While deploying a new Director, Ops Manager runs bosh create-env which does the following:

1. Stops the agent on the Director VM.
2. Stops the Director VM.
3. Unmount disk from the Director VM.
4. Deletes the Director VM.
5. Tries to recreate the Director VM from the stemcell associated with it.

Step 5 is where it fails because the Stemcell is not present anymore or the Stemcell is corrupted due to the missing snapshot.

Another reason for failure is that BOSH does not try to re-upload the Stemcell because from the BOSH's perspective the Stemcell is already uploaded so it skips this step.
Starting registry... Finished (00:00:00)
Uploading stemcell 'bosh-vsphere-esxi-ubuntu-trusty-go_agent/3541.25'... Skipped [Stemcell already uploaded] (00:00:00)

Resolution

SSH to Operations (Ops) Manager and switch to the root user:
ssh ubuntu@opsmgr.pivotal.io
ubuntu@bosh-stemcell:~$ sudo su - 
[sudo] password for ubuntu:
Take a backup of bosh-state.json:
cd /var/tempest/workspaces/default/deployments
cp bosh-state.json bosh-state.json.bkp
Modify the original bosh-state.json by removing current_stemcell_id's value.
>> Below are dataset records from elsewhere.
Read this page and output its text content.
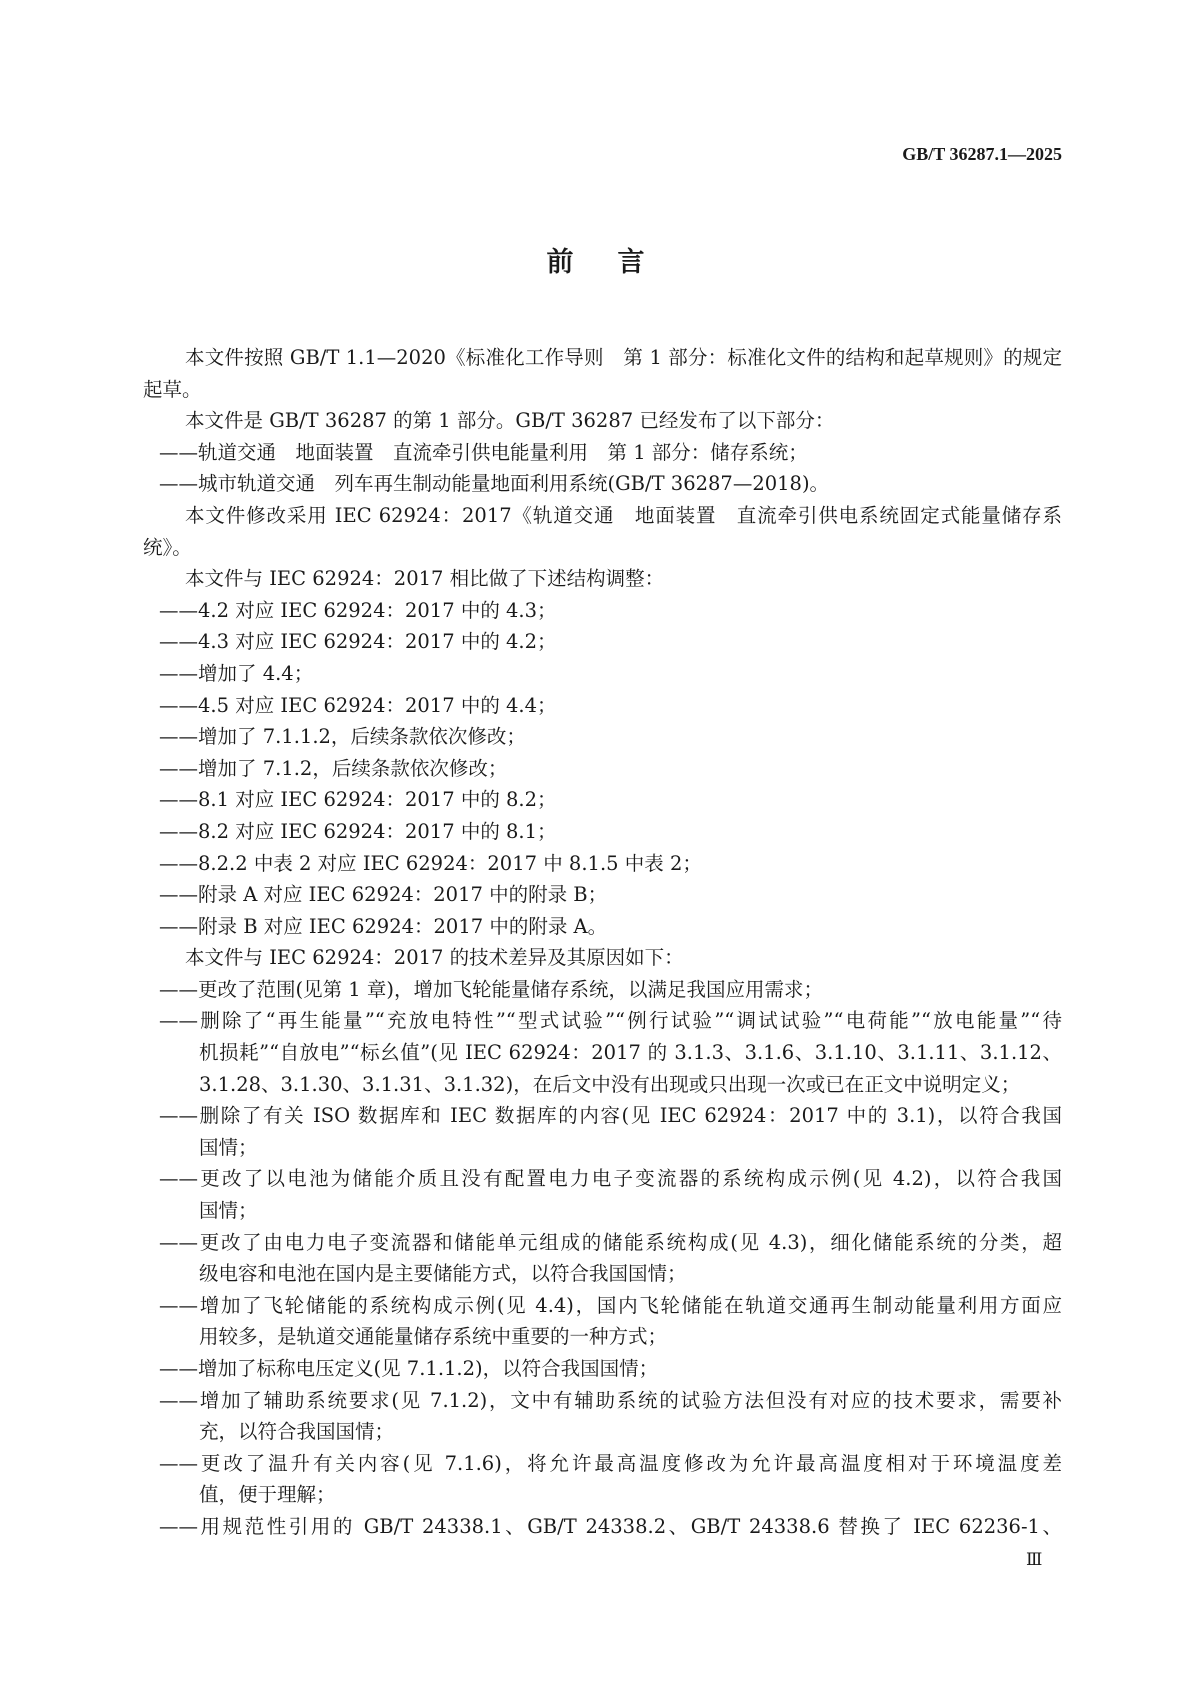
GB/T 36287.1—2025
前 言
本文件按照 GB/T 1.1—2020《标准化工作导则　第 1 部分：标准化文件的结构和起草规则》的规定
起草。
本文件是 GB/T 36287 的第 1 部分。GB/T 36287 已经发布了以下部分：
——轨道交通　地面装置　直流牵引供电能量利用　第 1 部分：储存系统；
——城市轨道交通　列车再生制动能量地面利用系统(GB/T 36287—2018)。
本文件修改采用 IEC 62924：2017《轨道交通　地面装置　直流牵引供电系统固定式能量储存系
统》。
本文件与 IEC 62924：2017 相比做了下述结构调整：
——4.2 对应 IEC 62924：2017 中的 4.3；
——4.3 对应 IEC 62924：2017 中的 4.2；
——增加了 4.4；
——4.5 对应 IEC 62924：2017 中的 4.4；
——增加了 7.1.1.2，后续条款依次修改；
——增加了 7.1.2，后续条款依次修改；
——8.1 对应 IEC 62924：2017 中的 8.2；
——8.2 对应 IEC 62924：2017 中的 8.1；
——8.2.2 中表 2 对应 IEC 62924：2017 中 8.1.5 中表 2；
——附录 A 对应 IEC 62924：2017 中的附录 B；
——附录 B 对应 IEC 62924：2017 中的附录 A。
本文件与 IEC 62924：2017 的技术差异及其原因如下：
——更改了范围(见第 1 章)，增加飞轮能量储存系统，以满足我国应用需求；
——删除了“再生能量”“充放电特性”“型式试验”“例行试验”“调试试验”“电荷能”“放电能量”“待
机损耗”“自放电”“标幺值”(见 IEC 62924：2017 的 3.1.3、3.1.6、3.1.10、3.1.11、3.1.12、
3.1.28、3.1.30、3.1.31、3.1.32)，在后文中没有出现或只出现一次或已在正文中说明定义；
——删除了有关 ISO 数据库和 IEC 数据库的内容(见 IEC 62924：2017 中的 3.1)，以符合我国
国情；
——更改了以电池为储能介质且没有配置电力电子变流器的系统构成示例(见 4.2)，以符合我国
国情；
——更改了由电力电子变流器和储能单元组成的储能系统构成(见 4.3)，细化储能系统的分类，超
级电容和电池在国内是主要储能方式，以符合我国国情；
——增加了飞轮储能的系统构成示例(见 4.4)，国内飞轮储能在轨道交通再生制动能量利用方面应
用较多，是轨道交通能量储存系统中重要的一种方式；
——增加了标称电压定义(见 7.1.1.2)，以符合我国国情；
——增加了辅助系统要求(见 7.1.2)，文中有辅助系统的试验方法但没有对应的技术要求，需要补
充，以符合我国国情；
——更改了温升有关内容(见 7.1.6)，将允许最高温度修改为允许最高温度相对于环境温度差
值，便于理解；
——用规范性引用的 GB/T 24338.1、GB/T 24338.2、GB/T 24338.6 替换了 IEC 62236-1、
Ⅲ
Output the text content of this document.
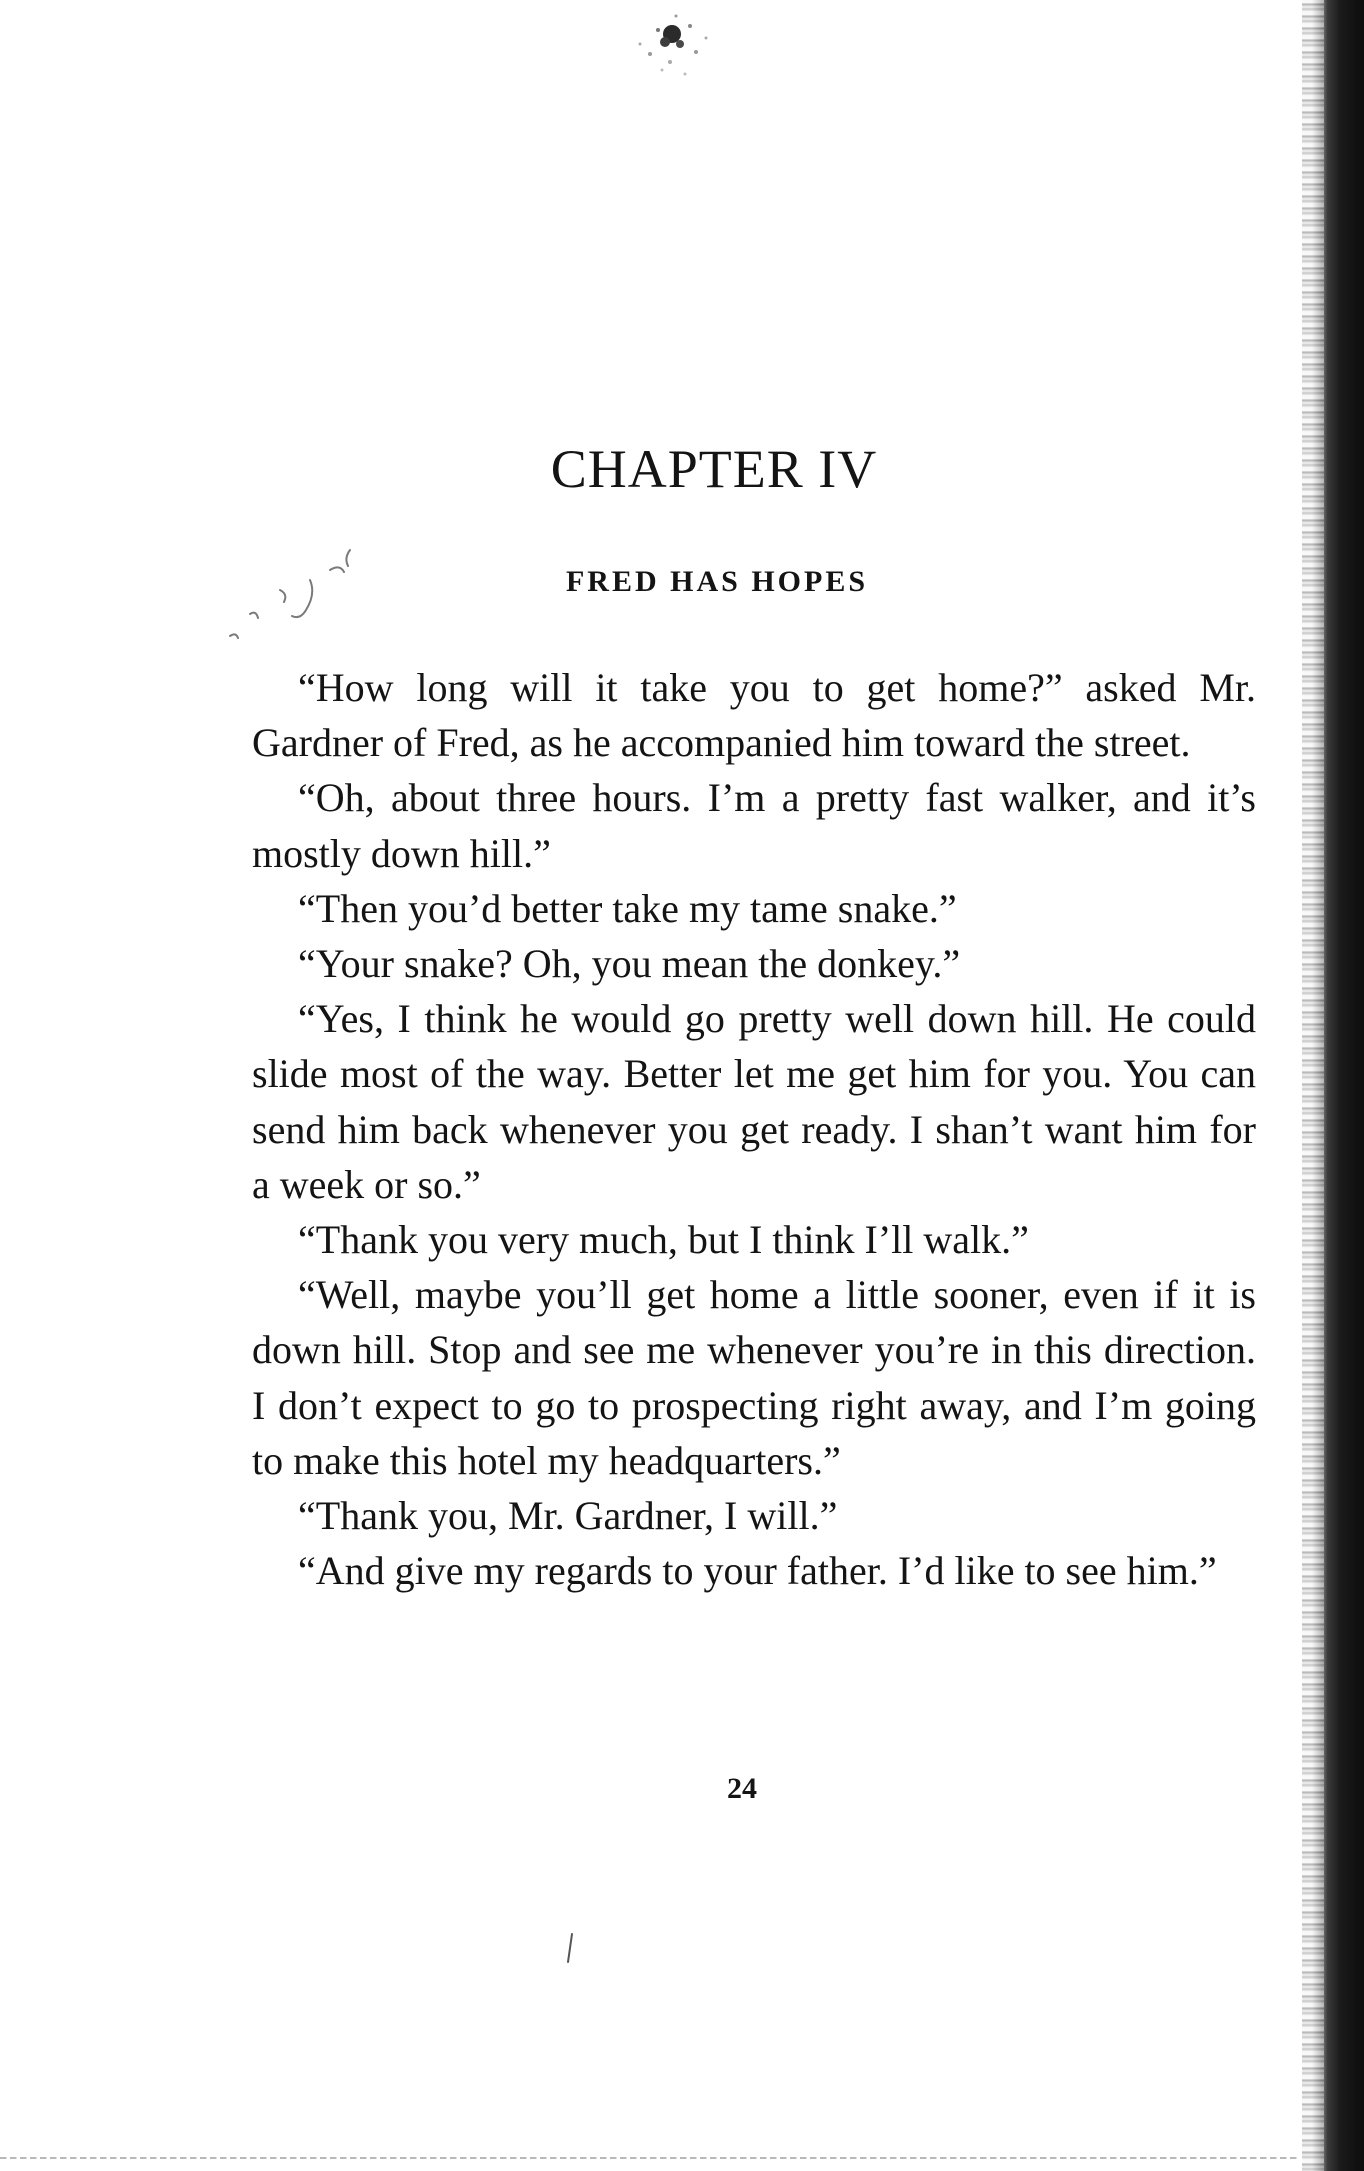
CHAPTER IV
FRED HAS HOPES

“How long will it take you to get home?” asked Mr. Gardner of Fred, as he accompanied him toward the street.

“Oh, about three hours. I’m a pretty fast walker, and it’s mostly down hill.”

“Then you’d better take my tame snake.”

“Your snake? Oh, you mean the donkey.”

“Yes, I think he would go pretty well down hill. He could slide most of the way. Better let me get him for you. You can send him back whenever you get ready. I shan’t want him for a week or so.”

“Thank you very much, but I think I’ll walk.”

“Well, maybe you’ll get home a little sooner, even if it is down hill. Stop and see me whenever you’re in this direction. I don’t expect to go to prospecting right away, and I’m going to make this hotel my headquarters.”

“Thank you, Mr. Gardner, I will.”

“And give my regards to your father. I’d like to see him.”

24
After modification it should look like:
"current_stemcell_id": " "
Remove the Stemcells section completely from bosh-state.json:
Sample stemcells section that needs to be removed

"stemcells": [
        {
            "id": "61c852ce-351f-4ac0-61b2-588e43b82818",
            "name": "bosh-vsphere-esxi-ubuntu-trusty-go_agent",
            "version": "3541.25",
            "cid": "sc-45be03e5-5816-4536-b6fa-0286eeecd01c"
        }
    ],
Attempting to "Apply Changes" should now succeed without error.